Rz. 5

§ 28 Abs. 1 VwVfG gewährt das rechtliche Gehör als verfahrensrechtlichen Anspruch ("ist"). Für das Besteuerungsverfahren sieht § 91 Abs. 1 S. 1 AO hingegen nur eine Sollvorschrift vor. Die Finanzbehörde "soll" dem Beteiligten vor Erlass eines belastenden Verwaltungsakts die Gelegenheit geben, sich zu den entscheidungserheblichen Tatsachen zu äußern. Es steht im pflichtgemäßen Ermessen[1] der Finanzbehörde, ob sie den Beteiligten anhört.[2] Der Finanzbehörde wird also keine strikte Verpflichtung zur Gewährung rechtlichen Gehörs auferlegt. Sollvorschriften räumen der Verwaltung allerdings nur ein stark eingeschränktes Ermessen ein (vgl. § 5 Rz. 16). Die Finanzbehörde darf nur in atypischen Ausnahmefällen von der für alle typischen Fälle angeordneten Rechtsfolge abweichen.[3] Im Regelfall reduziert sich das Ermessen deshalb auf Null[4], sodass im Ergebnis kein Unterschied zwischen § 91 Abs. 1 AO und § 28 Abs. 1 VwVfG besteht.

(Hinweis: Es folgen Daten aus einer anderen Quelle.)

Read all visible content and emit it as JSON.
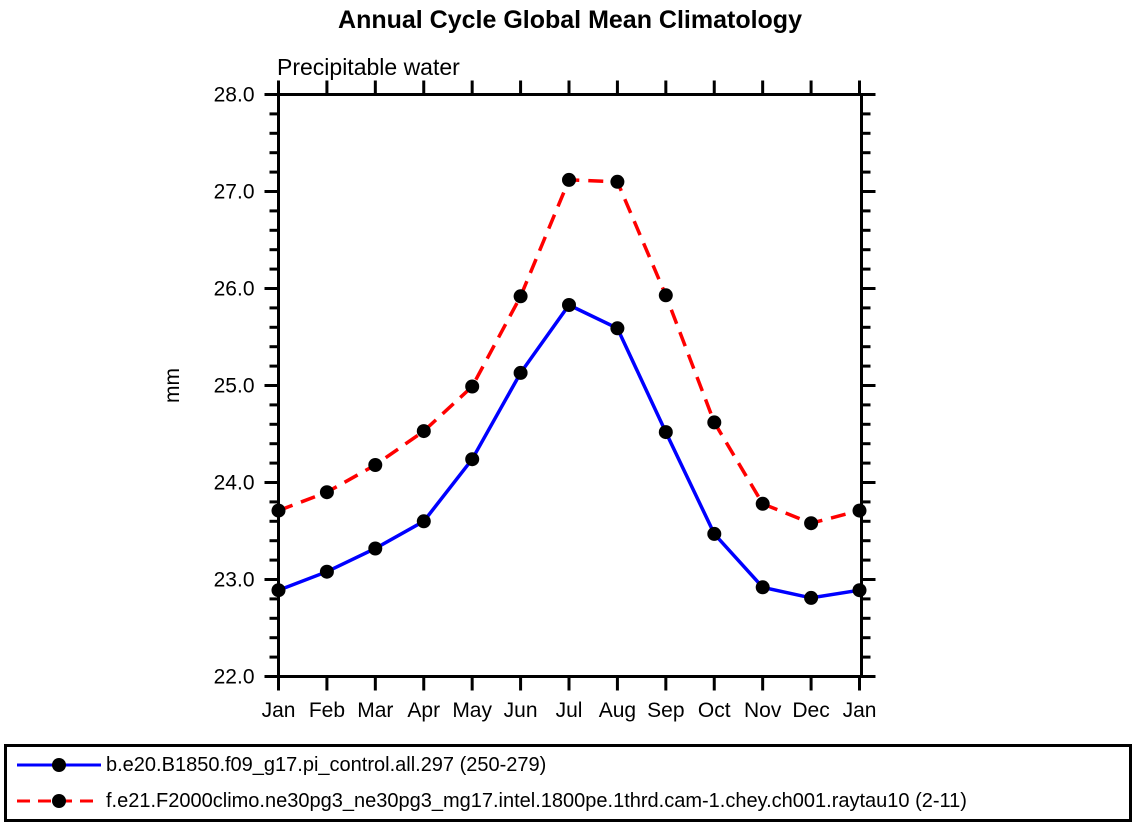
{
  "chart_data": {
    "type": "line",
    "title": "Annual Cycle Global Mean Climatology",
    "subtitle": "Precipitable water",
    "ylabel": "mm",
    "ylim": [
      22.0,
      28.0
    ],
    "y_major_step": 1.0,
    "y_minor_step": 0.2,
    "y_tick_labels": [
      "22.0",
      "23.0",
      "24.0",
      "25.0",
      "26.0",
      "27.0",
      "28.0"
    ],
    "categories": [
      "Jan",
      "Feb",
      "Mar",
      "Apr",
      "May",
      "Jun",
      "Jul",
      "Aug",
      "Sep",
      "Oct",
      "Nov",
      "Dec",
      "Jan"
    ],
    "grid": false,
    "legend_position": "bottom-box",
    "frame_color": "#000000",
    "series": [
      {
        "name": "b.e20.B1850.f09_g17.pi_control.all.297 (250-279)",
        "color": "#0000ff",
        "line_style": "solid",
        "marker": "filled-circle",
        "marker_color": "#000000",
        "values": [
          22.89,
          23.08,
          23.32,
          23.6,
          24.24,
          25.13,
          25.83,
          25.59,
          24.52,
          23.47,
          22.92,
          22.81,
          22.89
        ]
      },
      {
        "name": "f.e21.F2000climo.ne30pg3_ne30pg3_mg17.intel.1800pe.1thrd.cam-1.chey.ch001.raytau10 (2-11)",
        "color": "#ff0000",
        "line_style": "dashed",
        "marker": "filled-circle",
        "marker_color": "#000000",
        "values": [
          23.71,
          23.9,
          24.18,
          24.53,
          24.99,
          25.92,
          27.12,
          27.1,
          25.93,
          24.62,
          23.78,
          23.58,
          23.71
        ]
      }
    ]
  }
}
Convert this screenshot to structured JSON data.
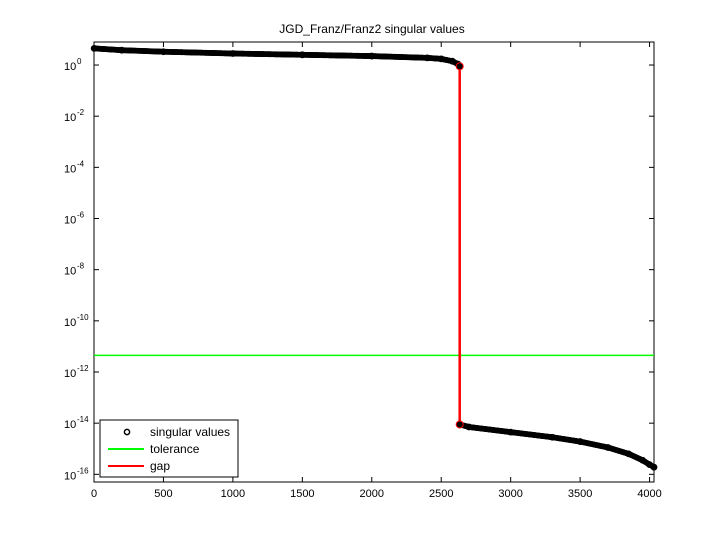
{
  "chart_data": {
    "type": "scatter",
    "title": "JGD_Franz/Franz2 singular values",
    "xlabel": "",
    "ylabel": "",
    "xlim": [
      0,
      4032
    ],
    "ylim_log10": [
      -16.3,
      0.9
    ],
    "y_scale": "log",
    "grid": false,
    "legend_position": "bottom-left",
    "x_ticks": [
      0,
      500,
      1000,
      1500,
      2000,
      2500,
      3000,
      3500,
      4000
    ],
    "x_tick_labels": [
      "0",
      "500",
      "1000",
      "1500",
      "2000",
      "2500",
      "3000",
      "3500",
      "4000"
    ],
    "y_tick_exponents": [
      0,
      -2,
      -4,
      -6,
      -8,
      -10,
      -12,
      -14,
      -16
    ],
    "y_tick_labels": [
      "10",
      "10",
      "10",
      "10",
      "10",
      "10",
      "10",
      "10",
      "10"
    ],
    "y_tick_superscripts": [
      "0",
      "-2",
      "-4",
      "-6",
      "-8",
      "-10",
      "-12",
      "-14",
      "-16"
    ],
    "series": [
      {
        "name": "singular values",
        "marker": "circle",
        "color": "#000000",
        "segments": [
          {
            "points": [
              [
                1,
                0.65
              ],
              [
                200,
                0.58
              ],
              [
                500,
                0.52
              ],
              [
                1000,
                0.45
              ],
              [
                1500,
                0.4
              ],
              [
                2000,
                0.35
              ],
              [
                2400,
                0.28
              ],
              [
                2500,
                0.24
              ],
              [
                2580,
                0.15
              ],
              [
                2620,
                0.04
              ],
              [
                2633,
                -0.05
              ]
            ]
          },
          {
            "points": [
              [
                2634,
                -14.05
              ],
              [
                2700,
                -14.15
              ],
              [
                3000,
                -14.35
              ],
              [
                3300,
                -14.55
              ],
              [
                3500,
                -14.72
              ],
              [
                3700,
                -14.95
              ],
              [
                3850,
                -15.2
              ],
              [
                3950,
                -15.45
              ],
              [
                4000,
                -15.62
              ],
              [
                4032,
                -15.72
              ]
            ]
          }
        ]
      },
      {
        "name": "tolerance",
        "color": "#00ff00",
        "y_log10": -11.35
      },
      {
        "name": "gap",
        "color": "#ff0000",
        "x": 2633,
        "y_log10_range": [
          -14.05,
          -0.05
        ]
      }
    ]
  }
}
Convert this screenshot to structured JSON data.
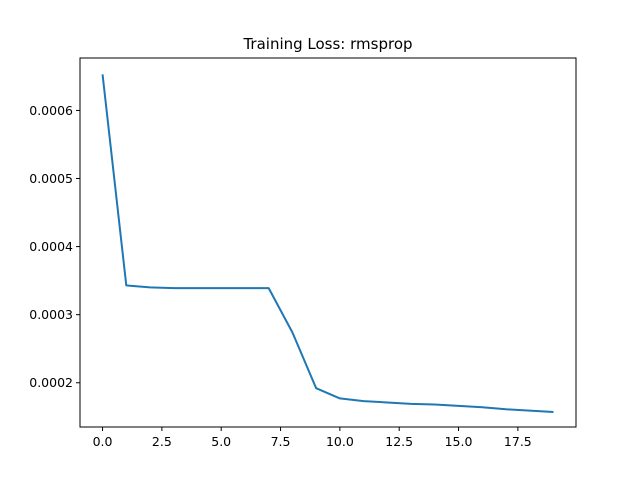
{
  "chart_data": {
    "type": "line",
    "title": "Training Loss: rmsprop",
    "xlabel": "",
    "ylabel": "",
    "xlim": [
      -0.95,
      19.95
    ],
    "ylim": [
      0.000135,
      0.000677
    ],
    "grid": false,
    "x_ticks": [
      0,
      2.5,
      5,
      7.5,
      10,
      12.5,
      15,
      17.5
    ],
    "x_tick_labels": [
      "0.0",
      "2.5",
      "5.0",
      "7.5",
      "10.0",
      "12.5",
      "15.0",
      "17.5"
    ],
    "y_ticks": [
      0.0002,
      0.0003,
      0.0004,
      0.0005,
      0.0006
    ],
    "y_tick_labels": [
      "0.0002",
      "0.0003",
      "0.0004",
      "0.0005",
      "0.0006"
    ],
    "series": [
      {
        "color": "#1f77b4",
        "x": [
          0,
          1,
          2,
          3,
          4,
          5,
          6,
          7,
          8,
          9,
          10,
          11,
          12,
          13,
          14,
          15,
          16,
          17,
          18,
          19
        ],
        "y": [
          0.000653,
          0.000343,
          0.00034,
          0.000339,
          0.000339,
          0.000339,
          0.000339,
          0.000339,
          0.000274,
          0.000192,
          0.000177,
          0.000173,
          0.000171,
          0.000169,
          0.000168,
          0.000166,
          0.000164,
          0.000161,
          0.000159,
          0.000157
        ]
      }
    ]
  }
}
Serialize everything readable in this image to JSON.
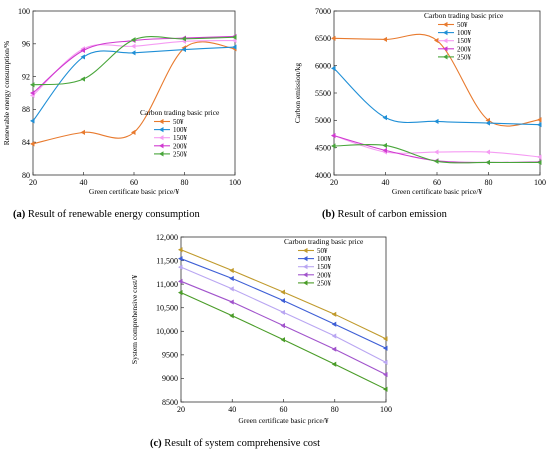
{
  "colors": {
    "50": "#e87a2e",
    "100": "#1f8fd6",
    "150": "#f59cf3",
    "200": "#d03ad0",
    "250": "#48a53a",
    "c_50": "#c09a2c",
    "c_100": "#3e5fd6",
    "c_150": "#b9a6f2",
    "c_200": "#a154cc",
    "c_250": "#4a9c28"
  },
  "captions": [
    {
      "label": "(a)",
      "text": " Result of renewable energy consumption"
    },
    {
      "label": "(b)",
      "text": " Result of carbon emission"
    },
    {
      "label": "(c)",
      "text": " Result of system comprehensive cost"
    }
  ],
  "chart_data": [
    {
      "type": "line",
      "xlabel": "Green certificate basic price/¥",
      "ylabel": "Renewable energy consumption/%",
      "x": [
        20,
        40,
        60,
        80,
        100
      ],
      "xlim": [
        20,
        100
      ],
      "ylim": [
        80,
        100
      ],
      "yticks": [
        80,
        84,
        88,
        92,
        96,
        100
      ],
      "legend_title": "Carbon trading basic price",
      "legend_position": "bottom-right",
      "series": [
        {
          "name": "50¥",
          "color_key": "50",
          "values": [
            83.8,
            85.2,
            85.2,
            95.5,
            95.4
          ]
        },
        {
          "name": "100¥",
          "color_key": "100",
          "values": [
            86.6,
            94.4,
            94.9,
            95.3,
            95.6
          ]
        },
        {
          "name": "150¥",
          "color_key": "150",
          "values": [
            89.7,
            95.4,
            95.7,
            96.3,
            96.4
          ]
        },
        {
          "name": "200¥",
          "color_key": "200",
          "values": [
            90.0,
            95.2,
            96.4,
            96.7,
            96.9
          ]
        },
        {
          "name": "250¥",
          "color_key": "250",
          "values": [
            91.0,
            91.7,
            96.5,
            96.6,
            96.8
          ]
        }
      ]
    },
    {
      "type": "line",
      "xlabel": "Green certificate basic price/¥",
      "ylabel": "Carbon emission/kg",
      "x": [
        20,
        40,
        60,
        80,
        100
      ],
      "xlim": [
        20,
        100
      ],
      "ylim": [
        4000,
        7000
      ],
      "yticks": [
        4000,
        4500,
        5000,
        5500,
        6000,
        6500,
        7000
      ],
      "legend_title": "Carbon trading basic price",
      "legend_position": "top-right",
      "series": [
        {
          "name": "50¥",
          "color_key": "50",
          "values": [
            6500,
            6480,
            6460,
            5000,
            5010
          ]
        },
        {
          "name": "100¥",
          "color_key": "100",
          "values": [
            5950,
            5050,
            4980,
            4950,
            4920
          ]
        },
        {
          "name": "150¥",
          "color_key": "150",
          "values": [
            4720,
            4420,
            4420,
            4420,
            4330
          ]
        },
        {
          "name": "200¥",
          "color_key": "200",
          "values": [
            4720,
            4450,
            4260,
            4230,
            4240
          ]
        },
        {
          "name": "250¥",
          "color_key": "250",
          "values": [
            4530,
            4540,
            4250,
            4230,
            4230
          ]
        }
      ]
    },
    {
      "type": "line",
      "xlabel": "Green certificate basic price/¥",
      "ylabel": "System comprehensive cost/¥",
      "x": [
        20,
        40,
        60,
        80,
        100
      ],
      "xlim": [
        20,
        100
      ],
      "ylim": [
        8500,
        12000
      ],
      "yticks": [
        8500,
        9000,
        9500,
        10000,
        10500,
        11000,
        11500,
        12000
      ],
      "ytick_labels": [
        "8500",
        "9000",
        "9500",
        "10,000",
        "10,500",
        "11,000",
        "11,500",
        "12,000"
      ],
      "legend_title": "Carbon trading basic price",
      "legend_position": "top-right",
      "series": [
        {
          "name": "50¥",
          "color_key": "c_50",
          "values": [
            11730,
            11290,
            10830,
            10360,
            9840
          ]
        },
        {
          "name": "100¥",
          "color_key": "c_100",
          "values": [
            11540,
            11120,
            10650,
            10150,
            9640
          ]
        },
        {
          "name": "150¥",
          "color_key": "c_150",
          "values": [
            11360,
            10900,
            10400,
            9900,
            9340
          ]
        },
        {
          "name": "200¥",
          "color_key": "c_200",
          "values": [
            11060,
            10620,
            10120,
            9620,
            9080
          ]
        },
        {
          "name": "250¥",
          "color_key": "c_250",
          "values": [
            10820,
            10330,
            9820,
            9300,
            8770
          ]
        }
      ]
    }
  ]
}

[2] Koenig/Hahlweg, AO, 4. Aufl. 2021, § 91 Rz. 19; Wagner, in Kühn/v. Wedelstädt, AO/FGO, 22. Aufl. 2018, § 91 AO Rz. 3; Roser, in Gosch, AO/FGO, § 91 AO Rz. 8.
[3] Carl/Klos, INF 1995, 417; Seer, in Tipke/Kruse, AO/FGO, § 91 AO Rz. 2; Helsper, in Koch/Scholtz, AO, 5. Aufl. 1996, § 91 AO Rz. 5; Klein/Rätke, AO, 16. Aufl. 2022, § 91 Rz. 2; Söhn, in HHSp, AO/FGO, § 91 AO Rz. 44 m. w. N.
[4] Roser, in Gosch, AO/FGO, § 91 AO Rz. 2.